谢柔徽不知不觉看入神了。
直到元曜出声唤她的名字,谢柔徽才啊了一声,猛然回神。
“你无趣的话,就去后面的小书房看看书。”
谢柔徽正色道:“一点也不无聊。”
说着,她搬来一个小绣墩,和元曜隔着一张大书桌相对而坐。
看着她随手拿起一本书装模作样地读起来,元曜忍俊不禁,终于低下头处理政事。
谢柔徽拿了一本古籍,上面全在讲之乎者也的大道理。
谢柔徽看了一会,就昏昏欲睡,恨不得倒头睡过去。
“醒醒。”
元曜右手托住她的下颌,不让她一脑门砸在紫檀书桌上。
谢柔徽一个激灵,猛然清醒过来,恰好对上元曜含笑的眼眸。
元曜语带笑意:“不专心读书,该好好罚罚你。
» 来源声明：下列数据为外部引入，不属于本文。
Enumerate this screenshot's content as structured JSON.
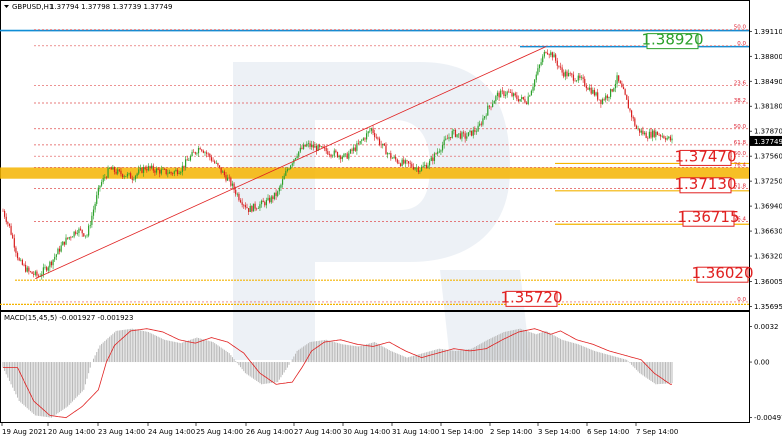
{
  "header": {
    "symbol": "GBPUSD,H1",
    "quote": "1.37794 1.37798 1.37739 1.37749"
  },
  "macd_label": "MACD(15,45,5) -0.001927 -0.001923",
  "colors": {
    "bull": "#2aa02a",
    "bear": "#d81e1e",
    "support": "#f4b400",
    "resistance": "#0f8ed6",
    "fib": "#e05050",
    "trend": "#e02020",
    "label_red": "#e02020",
    "label_green": "#2aa02a",
    "histogram": "#b8b8b8",
    "signal": "#e02020",
    "watermark": "#dfe6ef"
  },
  "chart_data": [
    {
      "type": "candlestick",
      "title": "GBPUSD,H1",
      "ylim": [
        1.3565,
        1.3935
      ],
      "y_ticks": [
        "1.39110",
        "1.38800",
        "1.38490",
        "1.38180",
        "1.37870",
        "1.37560",
        "1.37250",
        "1.36940",
        "1.36630",
        "1.36320",
        "1.36005",
        "1.35695"
      ],
      "x_ticks": [
        "19 Aug 2021",
        "20 Aug 14:00",
        "23 Aug 14:00",
        "24 Aug 14:00",
        "25 Aug 14:00",
        "26 Aug 14:00",
        "27 Aug 14:00",
        "30 Aug 14:00",
        "31 Aug 14:00",
        "1 Sep 14:00",
        "2 Sep 14:00",
        "3 Sep 14:00",
        "6 Sep 14:00",
        "7 Sep 14:00"
      ],
      "price_tag": "1.37749",
      "close_waypoints": [
        [
          0,
          1.3688
        ],
        [
          4,
          1.3668
        ],
        [
          10,
          1.3625
        ],
        [
          16,
          1.3612
        ],
        [
          22,
          1.3607
        ],
        [
          30,
          1.3625
        ],
        [
          38,
          1.365
        ],
        [
          46,
          1.3665
        ],
        [
          52,
          1.3658
        ],
        [
          56,
          1.369
        ],
        [
          60,
          1.372
        ],
        [
          66,
          1.374
        ],
        [
          72,
          1.3735
        ],
        [
          80,
          1.373
        ],
        [
          88,
          1.3742
        ],
        [
          96,
          1.3738
        ],
        [
          104,
          1.3735
        ],
        [
          110,
          1.374
        ],
        [
          116,
          1.3755
        ],
        [
          122,
          1.3768
        ],
        [
          128,
          1.3755
        ],
        [
          134,
          1.374
        ],
        [
          140,
          1.3725
        ],
        [
          146,
          1.3705
        ],
        [
          152,
          1.369
        ],
        [
          158,
          1.3695
        ],
        [
          164,
          1.37
        ],
        [
          170,
          1.371
        ],
        [
          176,
          1.374
        ],
        [
          182,
          1.376
        ],
        [
          188,
          1.377
        ],
        [
          196,
          1.3765
        ],
        [
          204,
          1.376
        ],
        [
          212,
          1.3755
        ],
        [
          220,
          1.377
        ],
        [
          228,
          1.379
        ],
        [
          234,
          1.377
        ],
        [
          240,
          1.3755
        ],
        [
          246,
          1.3748
        ],
        [
          252,
          1.3745
        ],
        [
          258,
          1.374
        ],
        [
          264,
          1.3748
        ],
        [
          270,
          1.3765
        ],
        [
          278,
          1.3785
        ],
        [
          286,
          1.378
        ],
        [
          294,
          1.379
        ],
        [
          300,
          1.3815
        ],
        [
          306,
          1.3832
        ],
        [
          312,
          1.3835
        ],
        [
          318,
          1.3828
        ],
        [
          324,
          1.3825
        ],
        [
          328,
          1.3845
        ],
        [
          332,
          1.3868
        ],
        [
          336,
          1.3888
        ],
        [
          340,
          1.3882
        ],
        [
          346,
          1.386
        ],
        [
          352,
          1.3855
        ],
        [
          358,
          1.385
        ],
        [
          364,
          1.3838
        ],
        [
          370,
          1.3825
        ],
        [
          376,
          1.3835
        ],
        [
          380,
          1.3852
        ],
        [
          384,
          1.3835
        ],
        [
          388,
          1.3812
        ],
        [
          392,
          1.379
        ],
        [
          398,
          1.3782
        ],
        [
          404,
          1.3785
        ],
        [
          410,
          1.378
        ],
        [
          414,
          1.3775
        ]
      ],
      "levels": [
        {
          "name": "support",
          "value": 1.3747,
          "label": "1.37470",
          "color": "#f4b400"
        },
        {
          "name": "support",
          "value": 1.3713,
          "label": "1.37130",
          "color": "#f4b400"
        },
        {
          "name": "support",
          "value": 1.36715,
          "label": "1.36715",
          "color": "#f4b400"
        },
        {
          "name": "support",
          "value": 1.3602,
          "label": "1.36020",
          "color": "#f4b400"
        },
        {
          "name": "support",
          "value": 1.3572,
          "label": "1.35720",
          "color": "#f4b400"
        },
        {
          "name": "resistance",
          "value": 1.3892,
          "label": "1.38920",
          "color": "#0f8ed6"
        },
        {
          "name": "resistance",
          "value": 1.3912,
          "label": "",
          "color": "#0f8ed6"
        }
      ],
      "support_band": [
        1.3728,
        1.3742
      ],
      "fib_levels": [
        {
          "label": "0.0",
          "value": 1.3893
        },
        {
          "label": "50.0",
          "value": 1.3913
        },
        {
          "label": "23.6",
          "value": 1.3844
        },
        {
          "label": "38.2",
          "value": 1.3822
        },
        {
          "label": "50.0",
          "value": 1.379
        },
        {
          "label": "61.8",
          "value": 1.377
        },
        {
          "label": "76.4",
          "value": 1.3742
        },
        {
          "label": "50.0",
          "value": 1.3756
        },
        {
          "label": "61.8",
          "value": 1.3716
        },
        {
          "label": "76.4",
          "value": 1.3675
        },
        {
          "label": "0.0",
          "value": 1.3575
        }
      ],
      "trendline": {
        "from": [
          20,
          1.3604
        ],
        "to": [
          336,
          1.3892
        ]
      }
    },
    {
      "type": "bar",
      "title": "MACD(15,45,5) -0.001927 -0.001923",
      "ylim": [
        -0.0053,
        0.0036
      ],
      "y_ticks": [
        "0.0032",
        "0.00",
        "-0.004977"
      ],
      "series": [
        {
          "name": "MACD",
          "values_waypoints": [
            [
              0,
              -0.0005
            ],
            [
              10,
              -0.0035
            ],
            [
              20,
              -0.0048
            ],
            [
              30,
              -0.005
            ],
            [
              40,
              -0.004
            ],
            [
              50,
              -0.0025
            ],
            [
              55,
              0.0
            ],
            [
              60,
              0.0015
            ],
            [
              70,
              0.0028
            ],
            [
              80,
              0.003
            ],
            [
              90,
              0.0027
            ],
            [
              100,
              0.002
            ],
            [
              110,
              0.0017
            ],
            [
              120,
              0.0022
            ],
            [
              130,
              0.0018
            ],
            [
              140,
              0.0008
            ],
            [
              150,
              -0.001
            ],
            [
              160,
              -0.002
            ],
            [
              170,
              -0.0018
            ],
            [
              176,
              -0.0005
            ],
            [
              182,
              0.001
            ],
            [
              190,
              0.0018
            ],
            [
              200,
              0.002
            ],
            [
              210,
              0.0016
            ],
            [
              220,
              0.0014
            ],
            [
              230,
              0.0018
            ],
            [
              240,
              0.001
            ],
            [
              250,
              0.0004
            ],
            [
              260,
              0.0008
            ],
            [
              270,
              0.0012
            ],
            [
              280,
              0.001
            ],
            [
              290,
              0.0012
            ],
            [
              300,
              0.002
            ],
            [
              310,
              0.0027
            ],
            [
              320,
              0.003
            ],
            [
              330,
              0.0025
            ],
            [
              336,
              0.0028
            ],
            [
              346,
              0.002
            ],
            [
              356,
              0.0016
            ],
            [
              366,
              0.001
            ],
            [
              376,
              0.0006
            ],
            [
              386,
              0.0002
            ],
            [
              394,
              -0.001
            ],
            [
              404,
              -0.002
            ],
            [
              414,
              -0.0019
            ]
          ]
        },
        {
          "name": "Signal",
          "lag": 3
        }
      ]
    }
  ]
}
”
说着,他忙条斯理地拿起朱笔,在谢柔徽的眉心轻点一下。
朱砂鲜红醒目,点在少女眉间,衬着她秀丽的眉眼,明媚脱俗。
谢柔徽别过头哼了一声,拿起书瞪大眼睛,仿佛要把书瞪破一样。
元曜笑着低下头。
谢柔徽看了一会,就把书搁在一边,捧着脸看着元曜。
元曜生得俊美非凡,像是上天偏爱一样,没有一处不好的地方。
尤其是那双眼睛,温润如玉又妩媚多情,眨眼间像是燕子的尾翼,撩动一池春水。
元曜是她见过最好看最好看的人。
谢柔徽支着脑袋,忽拿起一支笔,在宣纸上写写画画。
“在写什么?”
脑袋上方传来元曜的身影,谢柔徽忙伸手挡住,不好意思地看向元曜。
元曜问:“连我都不能看吗?”
谢柔徽挪开手,大大方方地道:“你想看就看。”
只见宣纸上团团墨迹绽开,只有两个名字。一个是谢柔徽自己,另一个则是——姚元。
元曜没有说话。
他提起笔,沾了沾墨汁,随意写下两个字。
“元、曜。”
谢柔徽侧着脑袋,一边注视着元曜手上的动作,一边随着念了出来。
他的字刚劲有力、俊美多姿,和他的容貌一模一样。
“你看,我们的名字挨在一块。”
谢柔徽指着靠在一块的两个名字,左看右看,满意地不得了。
与他相比,谢柔徽的字只能说是工整,甚至还有一些潦草。
谢柔徽喃喃道:“姚元、元曜……”
“元曜,我的名字。”他淡淡地道,“日出有曜,即为日光之意。”
“那你当初说你叫姚元,还说你是家中独子,全都是在骗我。”
谢柔徽有些不高兴,用余光瞥着元曜。
元曜笑道:“我何曾骗过你?我父亲确实只有我一个儿子,姚元这个名字则是根据我的名字倒过来读的。况且我不也告诉过你,谢侯是我舅舅。”